From: Joel Fernandes
Date: Mon Jul 30 2018 - 22:06:34 EST


On Mon, Jul 30, 2018 at 07:01:22PM -0700, Joel Fernandes wrote:
> On Sun, Jul 29, 2018 at 06:51:18PM +0300, Alexei Starovoitov wrote:
> > On Thu, Jul 26, 2018 at 7:51 PM, Daniel Colascione <dancol@xxxxxxxxxx> wrote:
> > > BPF_SYNCHRONIZE_MAPS waits for the release of any references to a BPF
> > > map made by a BPF program that is running at the time the
> > > BPF_SYNCHRONIZE_MAPS command is issued.
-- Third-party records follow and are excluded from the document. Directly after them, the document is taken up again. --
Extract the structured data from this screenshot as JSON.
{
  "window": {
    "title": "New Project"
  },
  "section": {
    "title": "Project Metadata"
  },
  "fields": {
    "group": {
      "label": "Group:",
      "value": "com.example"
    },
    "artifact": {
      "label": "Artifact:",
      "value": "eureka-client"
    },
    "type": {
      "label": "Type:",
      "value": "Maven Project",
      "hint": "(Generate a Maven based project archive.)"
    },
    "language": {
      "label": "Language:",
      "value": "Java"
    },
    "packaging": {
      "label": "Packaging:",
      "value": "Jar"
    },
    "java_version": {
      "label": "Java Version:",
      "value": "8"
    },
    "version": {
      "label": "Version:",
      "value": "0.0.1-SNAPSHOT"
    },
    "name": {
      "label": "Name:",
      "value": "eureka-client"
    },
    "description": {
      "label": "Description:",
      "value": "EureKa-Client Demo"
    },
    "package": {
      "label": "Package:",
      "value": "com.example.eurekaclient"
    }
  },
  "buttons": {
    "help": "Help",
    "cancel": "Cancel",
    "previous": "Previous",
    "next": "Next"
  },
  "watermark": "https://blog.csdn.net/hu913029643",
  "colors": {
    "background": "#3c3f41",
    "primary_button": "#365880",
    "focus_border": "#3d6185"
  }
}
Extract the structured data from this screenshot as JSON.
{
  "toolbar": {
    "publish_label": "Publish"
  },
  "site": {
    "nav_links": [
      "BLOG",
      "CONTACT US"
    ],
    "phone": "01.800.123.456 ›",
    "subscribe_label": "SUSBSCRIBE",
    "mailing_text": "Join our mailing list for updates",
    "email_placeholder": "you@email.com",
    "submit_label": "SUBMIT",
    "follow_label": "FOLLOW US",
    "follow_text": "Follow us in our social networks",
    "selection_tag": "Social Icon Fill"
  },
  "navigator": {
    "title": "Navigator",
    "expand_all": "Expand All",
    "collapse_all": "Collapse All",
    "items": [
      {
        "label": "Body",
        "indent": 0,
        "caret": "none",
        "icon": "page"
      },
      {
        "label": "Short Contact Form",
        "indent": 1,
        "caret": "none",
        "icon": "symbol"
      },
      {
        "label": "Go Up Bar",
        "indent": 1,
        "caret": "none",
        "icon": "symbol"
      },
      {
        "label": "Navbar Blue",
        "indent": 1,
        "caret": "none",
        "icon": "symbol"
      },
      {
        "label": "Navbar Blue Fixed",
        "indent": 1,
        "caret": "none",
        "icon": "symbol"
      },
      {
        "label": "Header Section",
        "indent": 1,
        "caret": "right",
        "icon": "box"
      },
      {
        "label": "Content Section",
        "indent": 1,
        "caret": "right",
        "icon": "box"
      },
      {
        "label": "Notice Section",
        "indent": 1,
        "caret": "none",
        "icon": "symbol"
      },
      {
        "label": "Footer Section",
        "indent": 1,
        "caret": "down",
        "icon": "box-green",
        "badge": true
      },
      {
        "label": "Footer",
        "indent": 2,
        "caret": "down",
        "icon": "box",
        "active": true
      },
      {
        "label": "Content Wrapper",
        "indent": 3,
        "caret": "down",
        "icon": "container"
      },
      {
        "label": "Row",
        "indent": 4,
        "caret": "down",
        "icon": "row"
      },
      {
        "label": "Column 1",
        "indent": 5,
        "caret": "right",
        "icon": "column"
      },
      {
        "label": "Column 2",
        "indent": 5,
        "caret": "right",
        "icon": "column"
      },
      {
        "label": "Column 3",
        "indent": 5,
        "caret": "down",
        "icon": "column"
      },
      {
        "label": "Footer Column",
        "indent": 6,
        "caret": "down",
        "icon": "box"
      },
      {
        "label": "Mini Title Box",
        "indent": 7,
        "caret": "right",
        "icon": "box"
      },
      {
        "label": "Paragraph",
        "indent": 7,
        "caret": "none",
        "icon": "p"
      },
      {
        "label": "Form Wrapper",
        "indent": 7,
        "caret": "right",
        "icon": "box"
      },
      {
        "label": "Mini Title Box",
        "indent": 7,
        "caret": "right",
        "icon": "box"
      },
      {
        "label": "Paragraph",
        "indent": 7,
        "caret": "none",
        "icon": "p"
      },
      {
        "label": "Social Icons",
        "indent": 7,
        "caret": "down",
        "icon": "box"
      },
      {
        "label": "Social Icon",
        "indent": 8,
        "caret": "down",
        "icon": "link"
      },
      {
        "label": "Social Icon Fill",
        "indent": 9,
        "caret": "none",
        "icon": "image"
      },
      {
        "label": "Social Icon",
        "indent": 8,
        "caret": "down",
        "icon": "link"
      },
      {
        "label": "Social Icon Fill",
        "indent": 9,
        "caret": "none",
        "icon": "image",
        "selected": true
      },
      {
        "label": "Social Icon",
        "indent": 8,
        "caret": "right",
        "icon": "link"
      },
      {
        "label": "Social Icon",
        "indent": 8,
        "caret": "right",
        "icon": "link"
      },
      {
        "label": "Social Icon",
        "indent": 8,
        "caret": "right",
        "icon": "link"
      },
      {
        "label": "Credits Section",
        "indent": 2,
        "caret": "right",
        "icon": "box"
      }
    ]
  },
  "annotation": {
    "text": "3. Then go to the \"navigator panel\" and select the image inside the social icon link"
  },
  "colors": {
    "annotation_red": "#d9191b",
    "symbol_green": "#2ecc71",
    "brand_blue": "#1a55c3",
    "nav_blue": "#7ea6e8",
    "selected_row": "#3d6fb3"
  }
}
The purpose of this command is
> > > to provide a means for userspace to replace a BPF map with another,
> > > newer version, then ensure that no component is still using the "old"
> > > map before manipulating the "old" map in some way.
> > >
> > > Signed-off-by: Daniel Colascione <dancol@xxxxxxxxxx>
> > > ---
> > > include/uapi/linux/bpf.h | 9 +++++++++
> > > kernel/bpf/syscall.c | 13 +++++++++++++
> > > 2 files changed, 22 insertions(+)
> > >
> > > diff --git a/include/uapi/linux/bpf.h b/include/uapi/linux/bpf.h
> > > index b7db3261c62d..5b27e9117d3e 100644
> > > --- a/include/uapi/linux/bpf.h
> > > +++ b/include/uapi/linux/bpf.h
> > > @@ -75,6 +75,14 @@ struct bpf_lpm_trie_key {
> > > __u8 data[0]; /* Arbitrary size */
> > > };
> > >
> > > +/* BPF_SYNCHRONIZE_MAPS waits for the release of any references to a
> > > + * BPF map made by a BPF program that is running at the time the
> > > + * BPF_SYNCHRONIZE_MAPS command is issued. The purpose of this command
> >
> > that doesn't sound right to me.
> > such command won't wait for the release of the references.
> > in case of map-in-map the program does not hold
> > the references to inner map (only to outer map).
>
> I didn't follow this completely.
>
> The userspace program is using the inner map per your description of the

Sorry just to correct myself, here I meant "The kernel eBPF program is using
the inner map on multiple CPUs" instead of "userspace".

thanks,

- Joel





> algorithm for using map-in-map to solve the race conditions that this patch
> is trying to address:
>
> If you don't mind, I copy-pasted it below from your netdev post:
>
> if you use map-in-map you don't need extra boolean map.
> 0. bpf prog can do
> inner_map = lookup(map_in_map, key=0);
> lookup(inner_map, your_real_key);
> 1. user space writes into map_in_map[0] <- FD of new map
> 2. some cpus are using old inner map and some a new
> 3. user space does sys_membarrier(CMD_GLOBAL) which will do synchronize_sched()
> which in CONFIG_PREEMPT_NONE=y servers is the same as synchronize_rcu()
> which will guarantee that progs finished.
> 4. scan old inner map
>
> In step 2, as you mentioned there are CPUs using different inner maps. So
> could you clarify how the synchronize_rcu mechanism will even work if you're
> now saying "program does not hold references to the inner maps"?
>
> Thanks!
>
> - Joel
>